Le maire Maxime Pedneaud-Jobin affirme que « personne ne veut créer un monstre bureaucratique ».

Pas de «monstre bureaucratique» pour les promoteurs à Gatineau

Il se construira encore bien des maisons à Gatineau avant que la Ville ne recommence à imposer des frais de croissance aux promoteurs immobiliers. La grande complexité liée à l’implantation d’un nouveau règlement, d’abord prévue pour janvier 2019, a été remise à une date ultérieure qui est actuellement impossible de préciser pour l’administration. Certains au conseil se demandent même si le jeu en vaut encore la chandelle.

La directrice du module de l’aménagement du territoire et du développement économique de la Ville de Gatineau, Catherine Marchand, a fait un état d’avancement des travaux sur la rédaction d’un nouveau règlement des frais de croissance, mardi, et ses conclusions ont quelque peu refroidi les membres du conseil municipal. L’encadrement législatif à l’intérieur duquel Gatineau pourrait imposer de tels frais donnerait lieu à une mécanique « très complexe qui se traduirait par un processus administratif lourd à gérer », a-t-elle indiqué.

Le maire Maxime Pedneaud-Jobin a affirmé que « personne ne veut créer un monstre bureaucratique, tant pour nous que pour les promoteurs ». Gatineau évaluera prochainement avec le gouvernement si un changement à la Loi est envisageable pour simplifier le processus, a-t-il ajouté.

Gatineau a imposé aux promoteurs immobiliers pour 12 millions $ de frais de croissance jusqu’en 2016, année pendant laquelle les tribunaux ont indiqué que les façons de faire de la Ville étaient illégales. La municipalité a été forcée de rembourser les sommes perçues, mais a continué de croire à la pertinence d’imposer ces frais. Le gouvernement du Québec, par le biais de sa Loi sur l’autonomie des villes, a par la suite légiféré en rendant possible ce type d’imposition, mais a encadré de manière très serrée les exigences légales envers les municipalités qui souhaitent s’en prévaloir.

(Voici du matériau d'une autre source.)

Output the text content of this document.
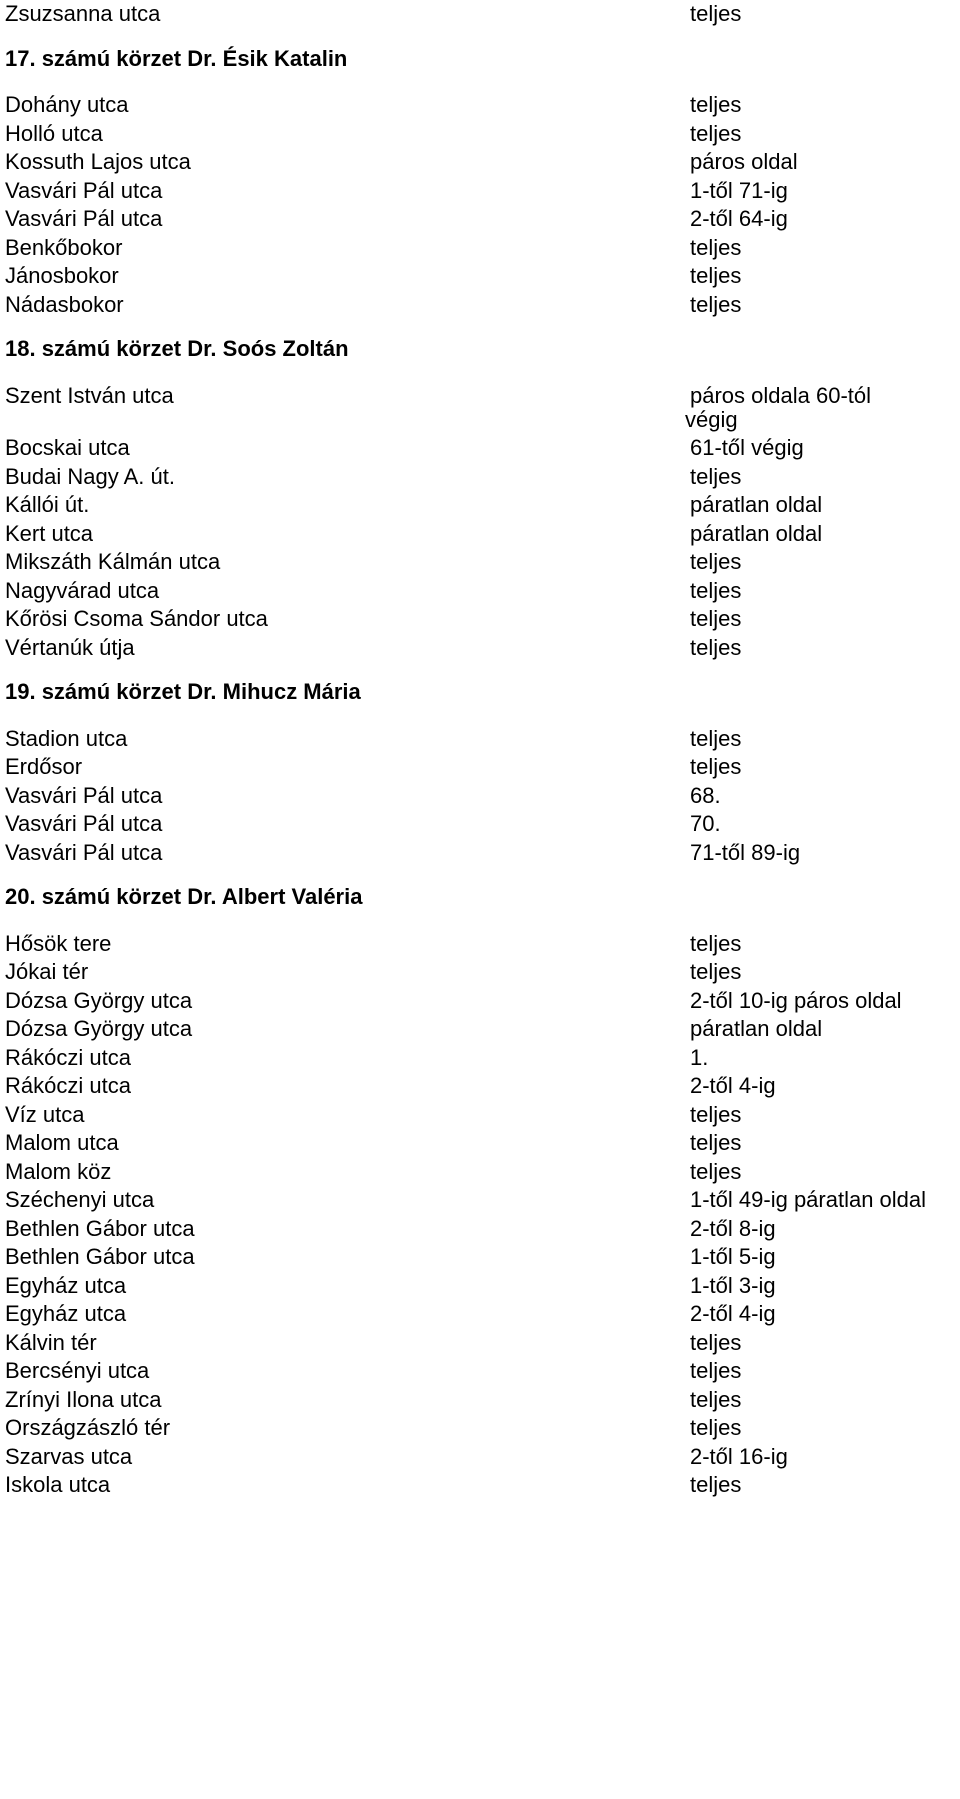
Zsuzsanna utca	teljes
17. számú körzet Dr. Ésik Katalin
Dohány utca	teljes
Holló utca	teljes
Kossuth Lajos utca	páros oldal
Vasvári Pál utca	1-től 71-ig
Vasvári Pál utca	2-től 64-ig
Benkőbokor	teljes
Jánosbokor	teljes
Nádasbokor	teljes
18. számú körzet Dr. Soós Zoltán
Szent István utca	páros oldala 60-tól
végig
Bocskai utca	61-től végig
Budai Nagy A. út.	teljes
Kállói út.	páratlan oldal
Kert utca	páratlan oldal
Mikszáth Kálmán utca	teljes
Nagyvárad utca	teljes
Kőrösi Csoma Sándor utca	teljes
Vértanúk útja	teljes
19. számú körzet Dr. Mihucz Mária
Stadion utca	teljes
Erdősor	teljes
Vasvári Pál utca	68.
Vasvári Pál utca	70.
Vasvári Pál utca	71-től 89-ig
20. számú körzet Dr. Albert Valéria
Hősök tere	teljes
Jókai tér	teljes
Dózsa György utca	2-től 10-ig páros oldal
Dózsa György utca	páratlan oldal
Rákóczi utca	1.
Rákóczi utca	2-től 4-ig
Víz utca	teljes
Malom utca	teljes
Malom köz	teljes
Széchenyi utca	1-től 49-ig páratlan oldal
Bethlen Gábor utca	2-től 8-ig
Bethlen Gábor utca	1-től 5-ig
Egyház utca	1-től 3-ig
Egyház utca	2-től 4-ig
Kálvin tér	teljes
Bercsényi utca	teljes
Zrínyi Ilona utca	teljes
Országzászló tér	teljes
Szarvas utca	2-től 16-ig
Iskola utca	teljes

Gatineau, seule intéressée

Mme Marchand a rappelé que Québec et l’Union des municipalités du Québec (UMQ) devaient mettre sur pied un comité de travail pour produire un guide d’élaboration des règlements concernant les frais de croissance. « Or, après plusieurs mois d’attente, et comme aucune autre ville n’avait exprimé un intérêt pour cette question, le comité n’a pas été créé », a-t-elle indiqué.

Gatineau s’est donc retrouvée seule à tenter de défricher la loi et la mettre en application. Elle a embauché un expert-conseil pour l’appuyer dans la démarche et a récemment rédigé une ébauche de projet de règlement. S’il était appliqué, ce règlement mènerait, parfois pour le même projet, à plusieurs ententes avec le promoteur afin de déterminer les contributions exigées.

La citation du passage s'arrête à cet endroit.